The dispute over who gets to be in the new union was set for debate at a hearing before the state Public Employee Labor Relations Board on Friday, but the conflicts were settled July 31, organizers said.

“While we would have preferred to have avoided the investment of our time in preparation for the hearing and the university’s expenditure on legal counsel to object to our assessment of the unit’s composition, this is an important step forward,” Hernández stated in a news release. “We look forward to starting the collective bargaining process as legal equals and working with our new Board of Regents and interim president in restoring stability and trust in our university.”

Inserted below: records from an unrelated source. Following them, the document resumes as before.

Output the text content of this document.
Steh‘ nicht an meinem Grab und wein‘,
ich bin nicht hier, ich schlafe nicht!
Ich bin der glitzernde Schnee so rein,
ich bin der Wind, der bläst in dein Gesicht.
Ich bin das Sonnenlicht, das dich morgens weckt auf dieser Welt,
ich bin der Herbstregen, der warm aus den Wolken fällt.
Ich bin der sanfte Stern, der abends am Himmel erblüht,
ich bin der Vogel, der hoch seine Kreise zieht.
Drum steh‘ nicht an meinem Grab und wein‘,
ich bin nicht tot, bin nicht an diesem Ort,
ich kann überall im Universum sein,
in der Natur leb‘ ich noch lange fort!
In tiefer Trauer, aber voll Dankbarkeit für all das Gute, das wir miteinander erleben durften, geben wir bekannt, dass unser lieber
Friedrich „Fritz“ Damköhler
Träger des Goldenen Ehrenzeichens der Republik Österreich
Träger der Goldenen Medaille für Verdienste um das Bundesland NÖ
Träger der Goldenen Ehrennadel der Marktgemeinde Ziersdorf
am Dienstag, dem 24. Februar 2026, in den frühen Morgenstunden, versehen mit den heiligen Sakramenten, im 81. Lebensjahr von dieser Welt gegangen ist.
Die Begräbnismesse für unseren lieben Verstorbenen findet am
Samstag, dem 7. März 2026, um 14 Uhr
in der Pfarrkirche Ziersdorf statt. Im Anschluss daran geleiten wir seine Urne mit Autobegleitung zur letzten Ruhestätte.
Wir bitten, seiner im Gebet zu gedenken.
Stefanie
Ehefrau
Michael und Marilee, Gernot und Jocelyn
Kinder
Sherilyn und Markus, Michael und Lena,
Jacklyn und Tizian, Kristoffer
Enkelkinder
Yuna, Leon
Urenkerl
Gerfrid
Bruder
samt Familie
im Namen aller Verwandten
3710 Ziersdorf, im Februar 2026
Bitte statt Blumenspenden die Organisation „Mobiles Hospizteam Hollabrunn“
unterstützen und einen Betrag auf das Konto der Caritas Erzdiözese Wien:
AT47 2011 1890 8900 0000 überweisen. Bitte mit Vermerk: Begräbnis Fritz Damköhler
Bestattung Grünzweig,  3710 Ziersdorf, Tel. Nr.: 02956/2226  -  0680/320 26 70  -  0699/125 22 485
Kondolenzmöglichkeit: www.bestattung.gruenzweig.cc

Under New Mexico law, signatures from at least 30% of public employees who would be represented in the bargaining unit are required to initiate an election, and 40% of them must vote up or down in the election for it to be valid. However, if a majority of those employees sign valid authorization cards, the bargaining unit is certified automatically. The employer has the right to challenge the verification in a hearing before the PELRB.

If verified, WNMU would be the sixth higher education institution in the state to see its faculty organize, following the University of New Mexico and Central New Mexico Community College in Albuquerque; New Mexico State University, with its main campus in Las Cruces; New Mexico Highlands University in Las Vegas; and San Juan College in Farmington. Graduate student workers at UNM and NMSU have also unionized.

For his part, Maples, who will lead the university until a permanent successor is named, said he looked forward to working with faculty and students alike moving into the new school year, with classes beginning Aug. 18.

“This is a wonderful university and serves such a remarkable student body,” Maples said. “Students bring an energy and electricity and excitement to a campus that you just don’t get other places in the world.”